Dude, I got an error. I don't use 2005 so I may not have the required files to run your program. You should consider finding out what files needs to accompany your program. I'm attaching a pic of the error.

----------


## Seismosaur

****, ok. I'll try to fix that...

----------


## drivenbywhat

Okay, after downloading the .NET framework 2.0 your game worked. A couple of suggestions:

After you input the player's name and click to start the game, it's really annoying to have a msgbox popup to tell me the game is starting. Duh, I already know that. After all, I did click start. LOL. 

The second biggest comment, be more descriptive. I was lost in your game. I lost in like 5 moves. Where does it say how much health one loses? Is it just random? Without knowing that, it's not very fun just guessing how much health you will lose.

----------


## chemicalNova

I hope you realise that a few small amount of people will actually download and play your game. Almost every single member of these forums will not download an executable. Provide source code for more feedback.

chem

----------


## Seismosaur

> Okay, after downloading the .NET framework 2.0 your game worked. A couple of suggestions:
> 
> After you input the player's name and click to start the game, it's really annoying to have a msgbox popup to tell me the game is starting. Duh, I already know that. After all, I did click start. LOL. 
> 
> The second biggest comment, be more descriptive. I was lost in your game. I lost in like 5 moves. Where does it say how much health one loses? Is it just random? Without knowing that, it's not very fun just guessing how much health you will lose.


Wait, the msgbox is still there? >.< I thought i got rid of it... lol. Erm, the second part is in the Richtextbox, lol. It tells you how much damage you did, and how much damage your opponent did. It is SORTA random.

----------


## drivenbywhat

Yeah I saw the 2nd textbox but like I said, if it's random, it's not really fun because you don't know what to expect and in a game like this, you want to know what to expect.

----------


## Seismosaur

> Yeah I saw the 2nd textbox but like I said, if it's random, it's not really fun because you don't know what to expect and in a game like this, you want to know what to expect.

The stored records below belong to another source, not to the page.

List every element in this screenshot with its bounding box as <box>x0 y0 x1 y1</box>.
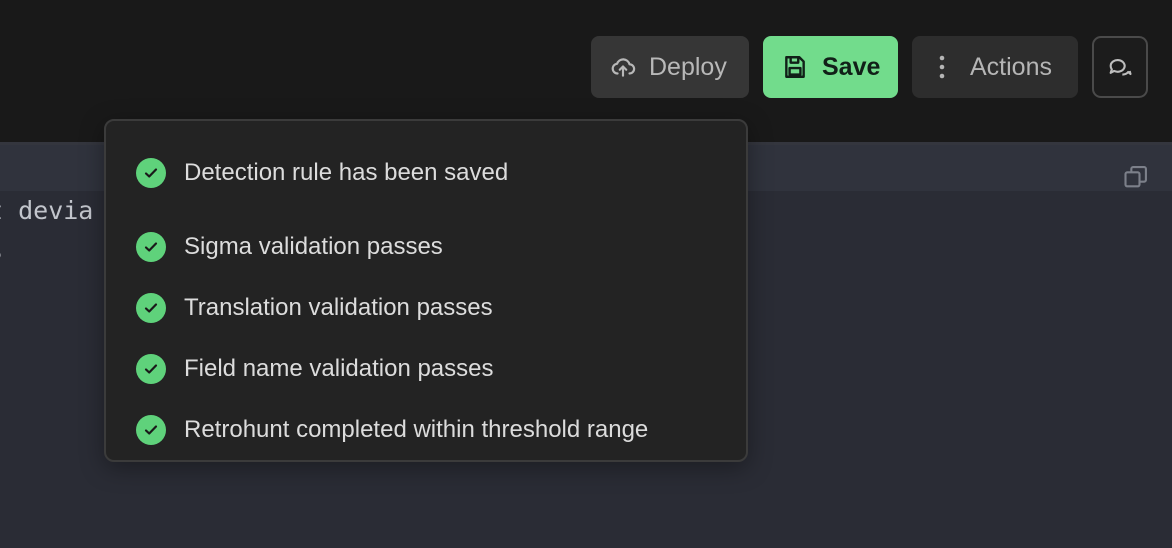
check-circle-icon <box>136 353 166 384</box>
checklist-item: Detection rule has been saved <box>136 155 648 190</box>
deploy-label: Deploy <box>649 52 727 81</box>
code-line[interactable]: s <box>0 236 3 265</box>
checklist-item-label: Translation validation passes <box>184 293 493 321</box>
chat-bubbles-icon <box>1106 53 1134 81</box>
checklist-item-label: Sigma validation passes <box>184 232 443 260</box>
cloud-upload-icon <box>609 53 637 81</box>
save-button[interactable]: Save <box>763 36 898 98</box>
checklist-item: Sigma validation passes <box>136 216 648 277</box>
check-circle-icon <box>136 414 166 445</box>
actions-label: Actions <box>970 52 1052 81</box>
validation-checklist-popover: Detection rule has been saved Sigma vali… <box>104 119 748 462</box>
checklist-item: Retrohunt completed within threshold ran… <box>136 399 648 460</box>
validation-checklist: Detection rule has been saved Sigma vali… <box>136 155 648 460</box>
checklist-item-label: Field name validation passes <box>184 354 494 382</box>
deploy-button[interactable]: Deploy <box>591 36 749 98</box>
comments-button[interactable] <box>1092 36 1148 98</box>
check-circle-icon <box>136 231 166 262</box>
check-circle-icon <box>136 157 166 188</box>
checklist-item-label: Detection rule has been saved <box>184 158 509 186</box>
actions-button[interactable]: Actions <box>912 36 1078 98</box>
check-circle-icon <box>136 292 166 323</box>
code-line[interactable]: t devia <box>0 196 93 225</box>
save-label: Save <box>822 52 881 81</box>
checklist-item-label: Retrohunt completed within threshold ran… <box>184 415 649 443</box>
copy-button[interactable] <box>1120 161 1152 193</box>
floppy-disk-icon <box>781 53 809 81</box>
more-vertical-icon <box>932 53 952 81</box>
copy-icon <box>1122 163 1150 191</box>
checklist-item: Field name validation passes <box>136 338 648 399</box>
checklist-item: Translation validation passes <box>136 277 648 338</box>
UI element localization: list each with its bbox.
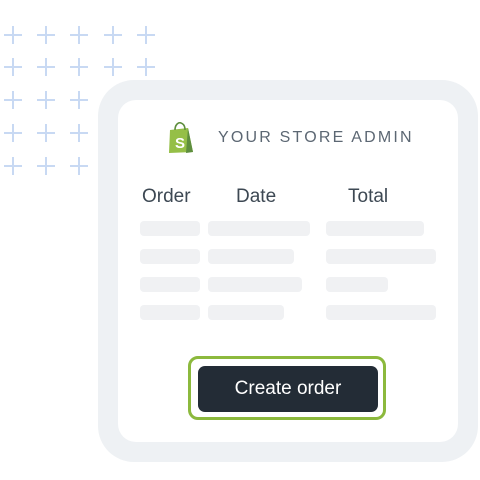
column-header-date: Date (236, 186, 277, 207)
create-order-button[interactable]: Create order (198, 366, 378, 412)
placeholder-order-cell (140, 305, 200, 320)
plus-icon (70, 124, 88, 142)
plus-icon (137, 58, 155, 76)
plus-icon (4, 157, 22, 175)
placeholder-date-cell (208, 221, 310, 236)
placeholder-total-cell (326, 277, 388, 292)
plus-icon (70, 26, 88, 44)
plus-icon (104, 58, 122, 76)
plus-icon (70, 58, 88, 76)
store-header: S YOUR STORE ADMIN (166, 122, 414, 154)
plus-icon (4, 124, 22, 142)
shopify-bag-icon: S (169, 122, 193, 153)
plus-icon (70, 157, 88, 175)
illustration-stage: S YOUR STORE ADMIN Order Date Total Crea… (0, 0, 480, 480)
plus-icon (37, 58, 55, 76)
placeholder-date-cell (208, 277, 302, 292)
plus-icon (70, 91, 88, 109)
column-header-order: Order (142, 186, 191, 207)
placeholder-date-cell (208, 305, 284, 320)
plus-icon (37, 124, 55, 142)
placeholder-total-cell (326, 305, 436, 320)
plus-icon (4, 58, 22, 76)
plus-icon (37, 157, 55, 175)
column-header-total: Total (348, 186, 389, 207)
placeholder-total-cell (326, 249, 436, 264)
plus-icon (4, 91, 22, 109)
placeholder-order-cell (140, 277, 200, 292)
placeholder-total-cell (326, 221, 424, 236)
placeholder-order-cell (140, 249, 200, 264)
plus-icon (104, 26, 122, 44)
plus-icon (37, 91, 55, 109)
admin-card: S YOUR STORE ADMIN Order Date Total Crea… (118, 100, 458, 442)
placeholder-date-cell (208, 249, 294, 264)
plus-icon (4, 26, 22, 44)
svg-text:S: S (175, 135, 185, 152)
store-title: YOUR STORE ADMIN (218, 129, 414, 146)
plus-icon (37, 26, 55, 44)
placeholder-order-cell (140, 221, 200, 236)
plus-icon (137, 26, 155, 44)
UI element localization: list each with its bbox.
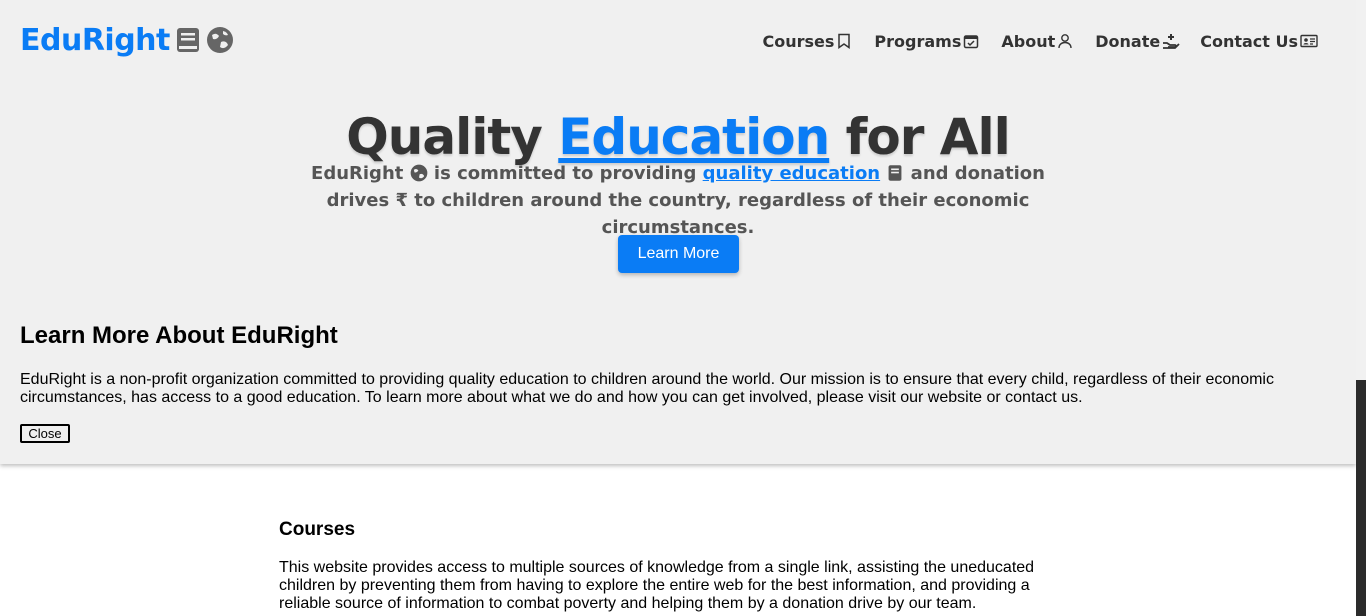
headline-post: for All: [829, 107, 1011, 166]
hand-donate-icon: [1162, 33, 1180, 49]
nav-about[interactable]: About: [1001, 32, 1073, 51]
nav-courses-label: Courses: [762, 31, 835, 51]
learn-more-button[interactable]: Learn More: [618, 235, 739, 273]
calendar-check-icon: [963, 33, 979, 49]
hero-section: EduRight Courses Programs About Donate C…: [0, 0, 1356, 464]
headline-pre: Quality: [346, 107, 559, 166]
globe-icon: [206, 26, 234, 54]
bookmark-icon: [836, 33, 852, 49]
quality-education-link[interactable]: quality education: [703, 163, 880, 184]
brand-name: EduRight: [20, 22, 170, 58]
id-card-icon: [1300, 33, 1318, 49]
nav-courses[interactable]: Courses: [762, 32, 852, 51]
hero-subtitle: EduRight is committed to providing quali…: [283, 160, 1073, 241]
courses-heading: Courses: [279, 519, 356, 540]
nav-about-label: About: [1001, 31, 1056, 51]
book-icon: [886, 163, 904, 181]
about-panel-title: Learn More About EduRight: [20, 322, 338, 349]
subtitle-text-3: to children around the country, regardle…: [407, 190, 1030, 238]
brand-logo[interactable]: EduRight: [20, 20, 234, 60]
headline-accent: Education: [558, 107, 830, 166]
nav-donate-label: Donate: [1095, 31, 1161, 51]
nav-programs[interactable]: Programs: [874, 32, 979, 51]
close-button[interactable]: Close: [20, 424, 70, 443]
subtitle-brand: EduRight: [311, 163, 404, 184]
page-title: Quality Education for All: [0, 108, 1356, 166]
rupee-icon: ₹: [395, 190, 408, 211]
scrollbar-thumb[interactable]: [1356, 380, 1366, 616]
about-panel-text: EduRight is a non-profit organization co…: [20, 371, 1274, 406]
main-nav: Courses Programs About Donate Contact Us: [762, 28, 1318, 54]
globe-icon: [410, 163, 428, 182]
nav-contact[interactable]: Contact Us: [1200, 31, 1318, 51]
nav-contact-label: Contact Us: [1200, 31, 1298, 51]
scrollbar-track: [1357, 0, 1365, 380]
scrollbar[interactable]: [1356, 0, 1366, 616]
nav-donate[interactable]: Donate: [1095, 31, 1180, 51]
book-icon: [174, 26, 202, 54]
user-icon: [1057, 33, 1073, 49]
subtitle-text-1: is committed to providing: [427, 163, 703, 184]
courses-text: This website provides access to multiple…: [279, 559, 1035, 612]
nav-programs-label: Programs: [874, 31, 962, 51]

I think i see what you're getting at. Lol, this is only the second version.

----------


## Seismosaur

> I hope you realise that a few small amount of people will actually download and play your game. Almost every single member of these forums will not download an executable. Provide source code for more feedback.
> 
> chem


Yes, i realize this. But as long as i have at least 1 person, that is good enough.

----------


## psychotomus

screenshots first?

----------


## Seismosaur

Sure. Err... How do you make screenshots? >.<

----------


## psychotomus

print screen button? then paist into paint. ::falls of chair::

----------


## drivenbywhat

use your PRNTSCRN key on your keyboard. Normally, it is on the top row. Then PASTE in PAINT or other graphics program.

----------


## Seismosaur

> print screen button? then paist into paint. ::falls of chair::


Lol, neither of you are going to believe me, but, my print screen doesn't work... :-\. Is there any other way that you know of?

----------


## drivenbywhat

Yeah but it's a hassle. Option 1, you could make a screen capture program. Option 2, there are programs already made to do this so you could just download one.

----------


## alihan1988

Please try CamStudio

----------